Brian Maso's Tecno-Geek Weblog
The musings of a mild-mannered tecno-geek.
        

Tuesday, December 24, 2002

In ongoing discussions on DM's ADVANCED-JAVA list I am arguing that templetized collection classes should follow the class hierarchy of the object types being collected. For example, Stack<Dog> should extend Stack<Animal>. And of course eventually all stack clases should descend from Stack<Object> (== Stack). This allows me to cast a Stack<Dog> to a Stack<Animal>, or to a generic Stack.

My reasoning is based on Java's definition of array classes. In Java, Dog[] is a class, and it does extend Animal[]. And of course all array classes descend from Object[]. So I can cast a Dog[] to an Animal[], or to a generic Object[].

It seems that (singly-)parameterized collection classes should all follow this generic rule: COLLECTION<X> extends COLLECTION<superclass(X)>. My reasoning proceeds thus: any method in COLLECTION<X> which extracts an object reference from the COLLECTION<X> object should also have a counterpart in COLLECTION<superclass(X)>, which returns a superclass(X)-type reference. Both invocations may return references to the exact same object, since an X is a superclass(X). So I should be able to use a COLLECTION<X> wherever a COLLECTION<superclass(X)> is required, which means COLLECTION<X> extends COLLECTION<superclass(X)>.
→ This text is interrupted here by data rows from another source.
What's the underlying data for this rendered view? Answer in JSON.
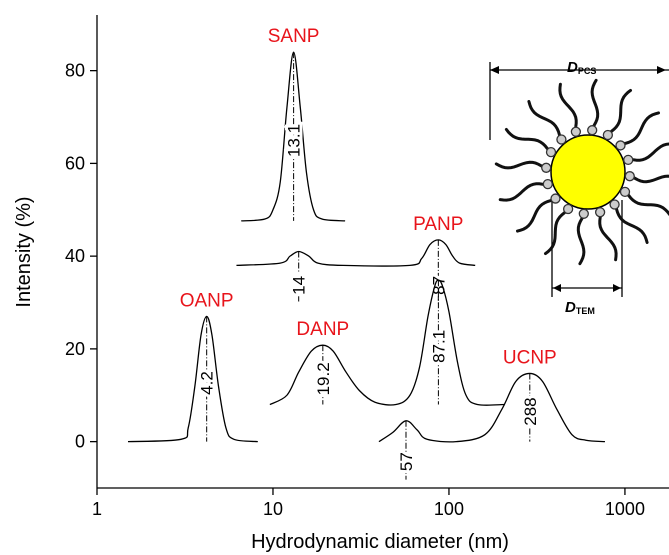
{
  "chart_data": {
    "type": "line",
    "xlabel": "Hydrodynamic diameter (nm)",
    "ylabel": "Intensity (%)",
    "xscale": "log",
    "xlim": [
      1,
      1780
    ],
    "ylim": [
      -10,
      92
    ],
    "xticks": [
      1,
      10,
      100,
      1000
    ],
    "yticks": [
      0,
      20,
      40,
      60,
      80
    ],
    "color": "#000000",
    "label_color": "#e8141b",
    "series": [
      {
        "name": "SANP",
        "peaks": [
          13.1
        ],
        "x": [
          6.6,
          9,
          10,
          11,
          12,
          13.1,
          14.3,
          15.5,
          17,
          19,
          25.7
        ],
        "values": [
          47.6,
          48,
          50,
          56,
          72,
          84,
          72,
          58,
          50,
          48,
          47.6
        ]
      },
      {
        "name": "PANP",
        "peaks": [
          87,
          14
        ],
        "x": [
          6.2,
          11,
          12.5,
          14,
          16,
          18,
          25,
          60,
          70,
          78,
          87,
          96,
          105,
          115,
          141
        ],
        "values": [
          38,
          38.5,
          40,
          41,
          40,
          38.5,
          38,
          38,
          39.5,
          42.5,
          43.5,
          42.5,
          40,
          38.5,
          38
        ]
      },
      {
        "name": "OANP",
        "peaks": [
          4.2
        ],
        "x": [
          1.5,
          3,
          3.3,
          3.6,
          3.9,
          4.2,
          4.5,
          4.9,
          5.4,
          6,
          8.2
        ],
        "values": [
          0,
          0.5,
          3,
          12,
          23,
          27,
          23,
          12,
          3,
          0.5,
          0
        ]
      },
      {
        "name": "DANP",
        "peaks": [
          19.2,
          87.1
        ],
        "x": [
          9.6,
          12,
          14,
          16.5,
          19.2,
          22,
          26,
          31,
          38,
          50,
          60,
          68,
          76,
          83,
          87.1,
          92,
          100,
          112,
          125,
          145,
          208
        ],
        "values": [
          8,
          10,
          15,
          19.5,
          20.8,
          19.5,
          15,
          11,
          8.5,
          8,
          10,
          16,
          27,
          33.5,
          34.8,
          33.5,
          28,
          17,
          10,
          8,
          8
        ]
      },
      {
        "name": "UCNP",
        "peaks": [
          288,
          57
        ],
        "x": [
          40,
          48,
          57,
          66,
          75,
          110,
          160,
          200,
          240,
          288,
          340,
          410,
          500,
          600,
          770
        ],
        "values": [
          0,
          2,
          4.5,
          2.5,
          0.5,
          0,
          1.5,
          7,
          13,
          14.7,
          13,
          7,
          1.5,
          0.3,
          0
        ]
      }
    ]
  },
  "inset": {
    "top_symbol": "D",
    "top_sub": "PCS",
    "bottom_symbol": "D",
    "bottom_sub": "TEM"
  }
}
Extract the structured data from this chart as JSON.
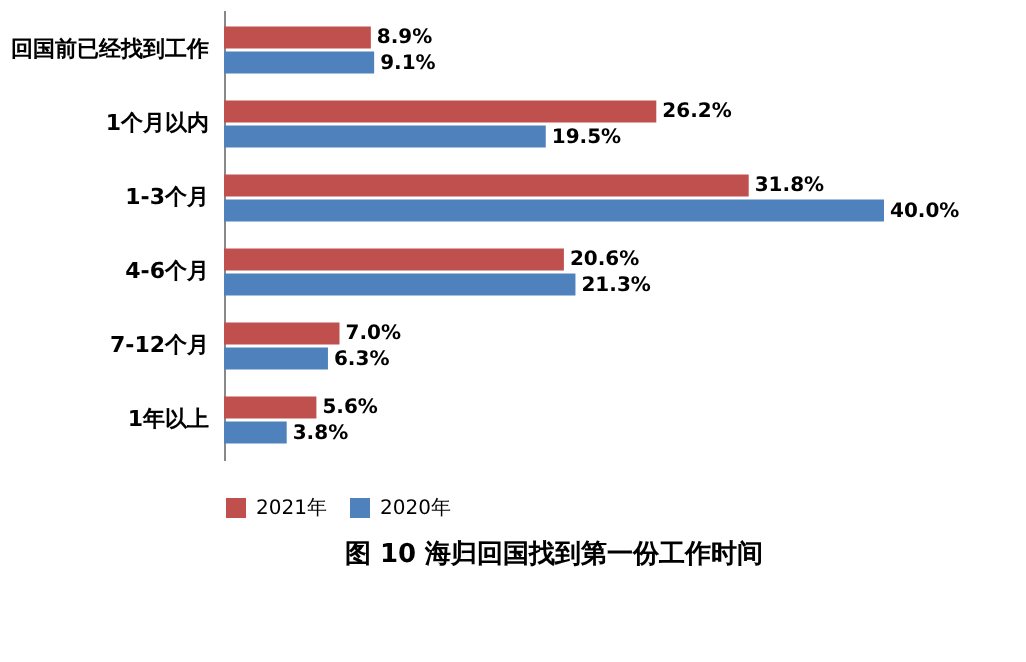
{
  "chart_data": {
    "type": "bar",
    "orientation": "horizontal",
    "title": "图 10   海归回国找到第一份工作时间",
    "categories": [
      "回国前已经找到工作",
      "1个月以内",
      "1-3个月",
      "4-6个月",
      "7-12个月",
      "1年以上"
    ],
    "series": [
      {
        "name": "2021年",
        "color": "#c0504d",
        "values": [
          8.9,
          26.2,
          31.8,
          20.6,
          7.0,
          5.6
        ],
        "value_labels": [
          "8.9%",
          "26.2%",
          "31.8%",
          "20.6%",
          "7.0%",
          "5.6%"
        ]
      },
      {
        "name": "2020年",
        "color": "#4f81bd",
        "values": [
          9.1,
          19.5,
          40.0,
          21.3,
          6.3,
          3.8
        ],
        "value_labels": [
          "9.1%",
          "19.5%",
          "40.0%",
          "21.3%",
          "6.3%",
          "3.8%"
        ]
      }
    ],
    "legend": "bottom"
  }
}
Here's what I just realized: in Java even references follow this rule. A reference to a Dog can be cast to a reference to an Animal. Conceptually we can think of an object reference as a templatized class:

public class Reference<X> extends Reference<superclass(X)>
{
public X get();
}

(Note that I'm ignoring the illegality implied in the class definition above. You can't have a class with multiple overloaded methods whose signature differs only in return type. Above, Reference<X> has at least two overloaded versions of get(): "X get()" and "superclass(X) get()" -- the later inherited from Reference<superclass(X)>. That's a syntactic problem, not a problem with the concept I'm laying out here.)

So basically what I'm saying is that references are really just the simplest type of object collections. A cast operation is not performed on the target of the reference, but on the reference instance itself. I am casting a reference of one type in to another, and the cast operation is valid because the reference class hierarchy (which mirrors the class hierarchy of the target object's class) allows it. So, in a way, objects aren't plymorphic, object references are.